All lectures are free, but reservations are required.
Digging Dutch New Amsterdam: What Archaeologists Have Discovered about the Lives of Africans, Europeans, and Natives in Early New York
Dr. Anne-Marie Cantwell and Dr. Diana diZerega Wall
Thursday, December 5, 2013
Join Archaeologists Anne-Marie Cantwell and Diana diZerega Wall for a discussion on how excavations are shedding new light on the lives of Africans, Europeans, and Native Americans in 17th-century New Amsterdam. During this dramatic time in New York’s history, people from three very different continents encountered each other for the first time. Many of the city’s seemingly humble artifacts, such as pieces of animal bone, shell, nails, broken tiles, and pots and plates, reveal how these people adjusted to new cultural and physical environments while retaining strong continuities with their traditional pasts.
This lecture is sponsored by the New Netherland Institute. Light refreshments will be served. The first 20 teachers to RSVP will receive a copy of Touring Gotham's Archaeological Past.
Childhood Pleasures: Learning about Children in the Netherlands and New Netherland
Dr. Donna R. Barnes and Peter G. Rose
Thursday, December 19, 2013
Join us for an illustrated lecture and workshop exploring the historical importance of Dutch childhood activities in the 17th century. Donna Barnes and Peter Rose, co-authors of Childhood Pleasures: Dutch Children in the Seventeenth Century, will discuss the similarities and differences in Dutch children's lives in Holland and in New Netherland during the 1600s. They will use art and food as an enjoyable and effective means for engaging today's students in understanding the past.

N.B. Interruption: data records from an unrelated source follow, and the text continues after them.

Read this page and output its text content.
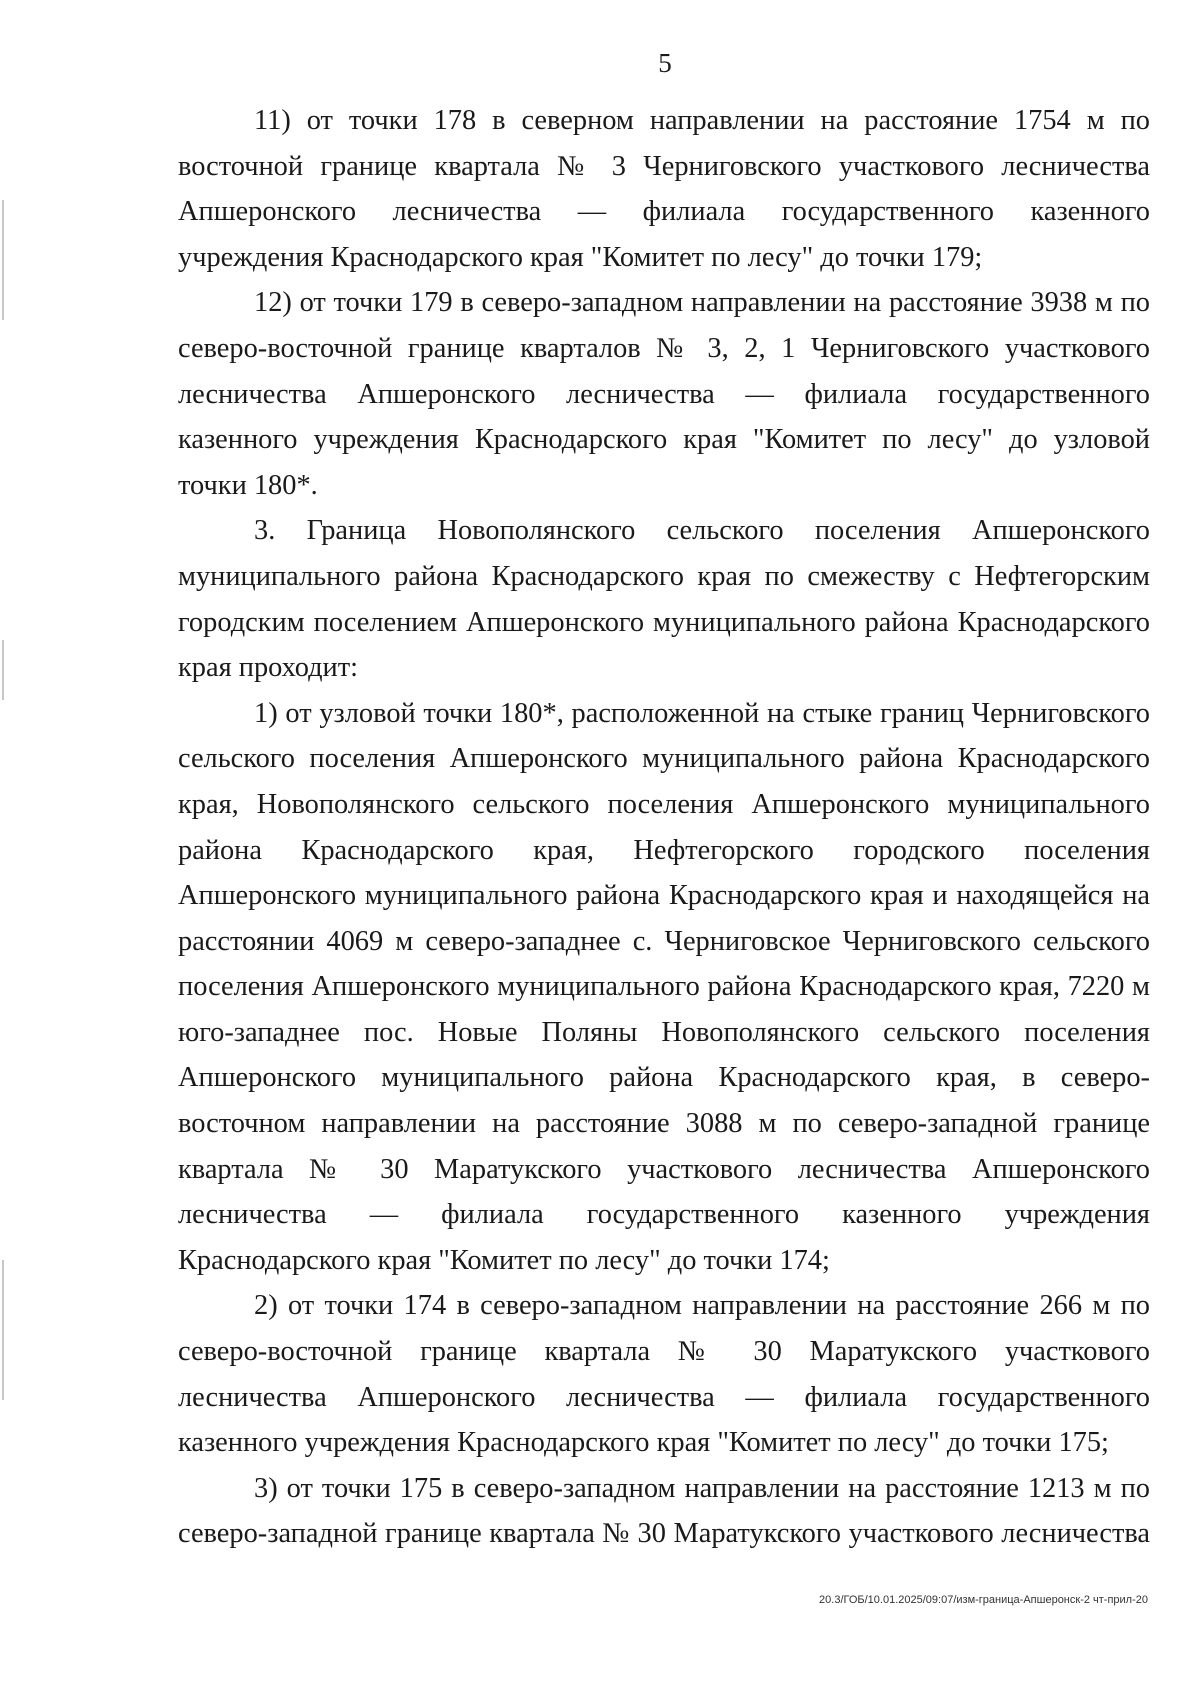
5

11) от точки 178 в северном направлении на расстояние 1754 м по восточной границе квартала № 3 Черниговского участкового лесничества Апшеронского лесничества — филиала государственного казенного учреждения Краснодарского края "Комитет по лесу" до точки 179;

12) от точки 179 в северо-западном направлении на расстояние 3938 м по северо-восточной границе кварталов № 3, 2, 1 Черниговского участкового лесничества Апшеронского лесничества — филиала государственного казенного учреждения Краснодарского края "Комитет по лесу" до узловой точки 180*.

3. Граница Новополянского сельского поселения Апшеронского муниципального района Краснодарского края по смежеству с Нефтегорским городским поселением Апшеронского муниципального района Краснодарского края проходит:

1) от узловой точки 180*, расположенной на стыке границ Черниговского сельского поселения Апшеронского муниципального района Краснодарского края, Новополянского сельского поселения Апшеронского муниципального района Краснодарского края, Нефтегорского городского поселения Апшеронского муниципального района Краснодарского края и находящейся на расстоянии 4069 м северо-западнее с. Черниговское Черниговского сельского поселения Апшеронского муниципального района Краснодарского края, 7220 м юго-западнее пос. Новые Поляны Новополянского сельского поселения Апшеронского муниципального района Краснодарского края, в северо-восточном направлении на расстояние 3088 м по северо-западной границе квартала № 30 Маратукского участкового лесничества Апшеронского лесничества — филиала государственного казенного учреждения Краснодарского края "Комитет по лесу" до точки 174;

2) от точки 174 в северо-западном направлении на расстояние 266 м по северо-восточной границе квартала № 30 Маратукского участкового лесничества Апшеронского лесничества — филиала государственного казенного учреждения Краснодарского края "Комитет по лесу" до точки 175;

3) от точки 175 в северо-западном направлении на расстояние 1213 м по северо-западной границе квартала № 30 Маратукского участкового лесничества

20.3/ГОБ/10.01.2025/09:07/изм-граница-Апшеронск-2 чт-прил-20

This lecture is sponsored by the New Netherland Institute. Light refreshments will be served. The first 20 teachers to RSVP will receive a copy of Childhood Pleasures: Dutch Children in the Seventeenth Century.

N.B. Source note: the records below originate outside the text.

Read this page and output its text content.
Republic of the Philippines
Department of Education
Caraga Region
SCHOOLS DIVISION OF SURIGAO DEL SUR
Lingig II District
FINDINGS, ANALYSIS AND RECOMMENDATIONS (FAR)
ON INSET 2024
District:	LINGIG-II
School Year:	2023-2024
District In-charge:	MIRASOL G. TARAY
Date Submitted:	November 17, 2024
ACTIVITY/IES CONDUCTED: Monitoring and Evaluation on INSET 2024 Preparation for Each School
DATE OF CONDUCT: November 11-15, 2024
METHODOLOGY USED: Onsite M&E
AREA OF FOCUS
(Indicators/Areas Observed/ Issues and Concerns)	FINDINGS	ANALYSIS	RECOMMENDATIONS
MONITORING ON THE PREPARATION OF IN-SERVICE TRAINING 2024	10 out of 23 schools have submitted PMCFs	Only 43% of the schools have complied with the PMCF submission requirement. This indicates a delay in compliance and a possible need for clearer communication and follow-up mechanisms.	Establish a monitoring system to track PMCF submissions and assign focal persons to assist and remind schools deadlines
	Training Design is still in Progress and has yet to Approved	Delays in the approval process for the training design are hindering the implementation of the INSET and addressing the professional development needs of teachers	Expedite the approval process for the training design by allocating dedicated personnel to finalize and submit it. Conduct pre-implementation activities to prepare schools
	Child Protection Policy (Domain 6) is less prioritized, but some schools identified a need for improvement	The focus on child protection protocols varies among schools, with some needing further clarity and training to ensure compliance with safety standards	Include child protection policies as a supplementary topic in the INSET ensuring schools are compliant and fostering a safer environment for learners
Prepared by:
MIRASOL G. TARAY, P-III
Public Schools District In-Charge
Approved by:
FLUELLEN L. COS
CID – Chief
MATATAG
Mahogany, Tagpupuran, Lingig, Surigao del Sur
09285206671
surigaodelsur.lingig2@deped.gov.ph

Social Activism: Freedom of the Press from Colonial Times to Today
Dr. Angelo Angelis
Tuesday, February 4, 2014
The trial of Peter Zenger in 1734 involved a complex interplay of politics, law, and early understandings of essential rights. This talk will examine the origins, conduct, and outcomes of the trial and its connection to American understandings of freedom of the press.
Social Activism: 1930s Literature
Dr. Stephen Petrus
Thursday, March 6, 2014
Learn how literature in the 1930s—including novels and poems—was used as a tool by those with a radical political ideology to advance their agenda on behalf of the working class.

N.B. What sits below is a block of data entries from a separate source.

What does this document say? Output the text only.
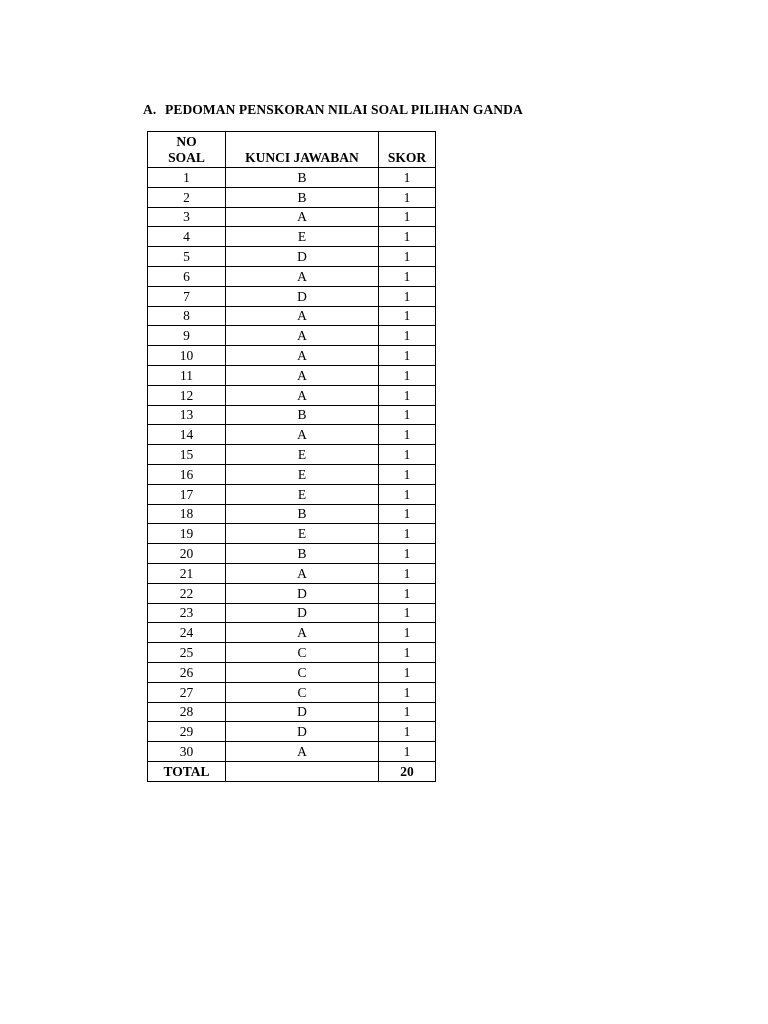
A. PEDOMAN PENSKORAN NILAI SOAL PILIHAN GANDA
NO
SOAL	KUNCI JAWABAN	SKOR
1	B	1
2	B	1
3	A	1
4	E	1
5	D	1
6	A	1
7	D	1
8	A	1
9	A	1
10	A	1
11	A	1
12	A	1
13	B	1
14	A	1
15	E	1
16	E	1
17	E	1
18	B	1
19	E	1
20	B	1
21	A	1
22	D	1
23	D	1
24	A	1
25	C	1
26	C	1
27	C	1
28	D	1
29	D	1
30	A	1
TOTAL		20
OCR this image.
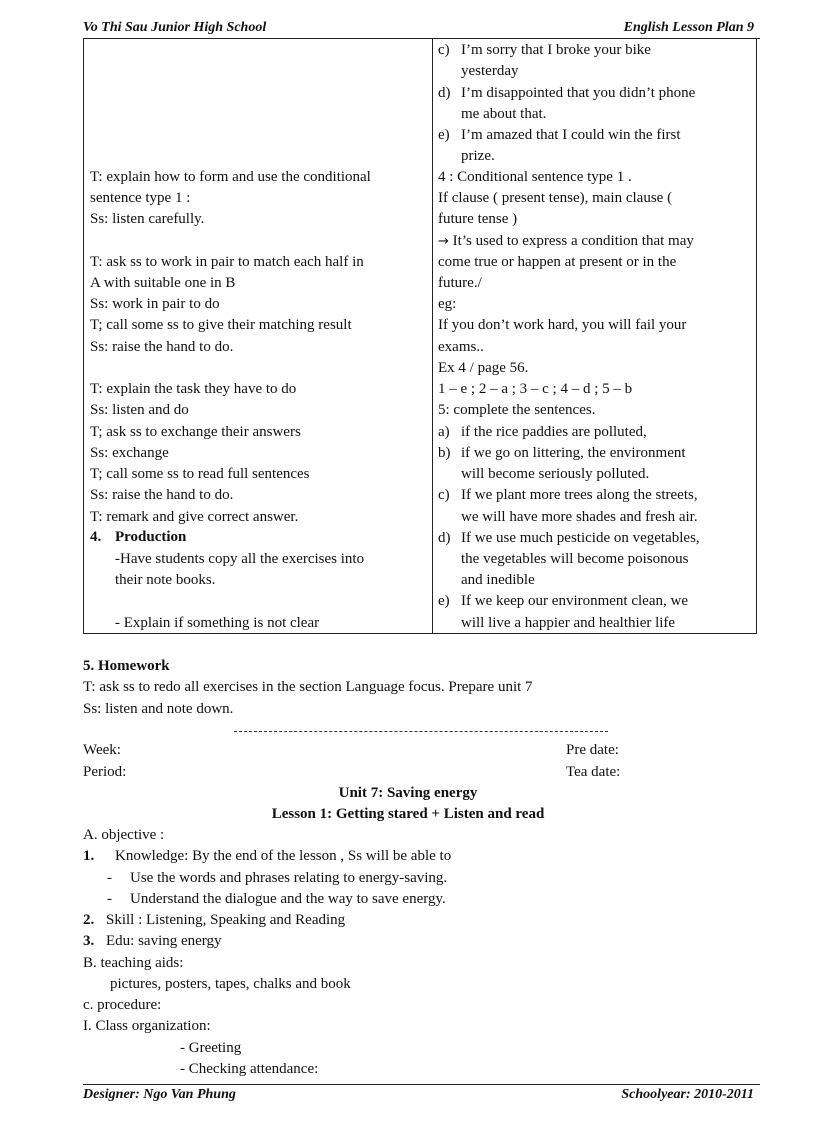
Vo Thi Sau Junior High School	English Lesson Plan 9
T: explain how to form and use the conditional
sentence type 1 :
Ss: listen carefully.
T: ask ss to work in pair to match each half in
A with suitable one in B
Ss: work in pair to do
T; call some ss to give their matching result
Ss: raise the hand to do.
T: explain the task they have to do
Ss: listen and do
T; ask ss to exchange their answers
Ss: exchange
T; call some ss to read full sentences
Ss: raise the hand to do.
T: remark and give correct answer.
4. Production
-Have students copy all the exercises into
their note books.
- Explain if something is not clear
c) I’m sorry that I broke your bike
yesterday
d) I’m disappointed that you didn’t phone
me about that.
e) I’m amazed that I could win the first
prize.
4 : Conditional sentence type 1 .
If clause ( present tense), main clause (
future tense )
→ It’s used to express a condition that may
come true or happen at present or in the
future./
eg:
If you don’t work hard, you will fail your
exams..
Ex 4 / page 56.
1 – e ; 2 – a ; 3 – c ; 4 – d ; 5 – b
5: complete the sentences.
a) if the rice paddies are polluted,
b) if we go on littering, the environment
will become seriously polluted.
c) If we plant more trees along the streets,
we will have more shades and fresh air.
d) If we use much pesticide on vegetables,
the vegetables will become poisonous
and inedible
e) If we keep our environment clean, we
will live a happier and healthier life
5. Homework
T: ask ss to redo all exercises in the section Language focus. Prepare unit 7
Ss: listen and note down.
Week:
Period:
Pre date:
Tea date:
Unit 7: Saving energy
Lesson 1: Getting stared + Listen and read
A. objective :
1. Knowledge: By the end of the lesson , Ss will be able to
- Use the words and phrases relating to energy-saving.
- Understand the dialogue and the way to save energy.
2. Skill : Listening, Speaking and Reading
3. Edu: saving energy
B. teaching aids:
pictures, posters, tapes, chalks and book
c. procedure:
I. Class organization:
- Greeting
- Checking attendance:
Designer: Ngo Van Phung	Schoolyear: 2010-2011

Social Activism: Civil Rights and Segregation
Dr. Kris Burrell
Thursday, April 24, 2014
Discuss the interconnections amongst African-American intellectuals, such as Kenneth Clark, Milton Galamison, Bayard Rustin, and Malcolm X, as they worked together, and at times competed with one another, to shape the course of the struggle for black equality in New York City during the 1950s and 1960s.
Social Activism: Community Activism and the Bronx
Dr. Mark Naison
Thursday, May 8, 2014
Dr. Naison, Fordham University, will focus on community activism in the Bronx from the 1930s – when the borough was the site of the largest rent strike and anti-eviction movement in the history of New York City – to contemporary issues such as the debate over Stop and Frisk.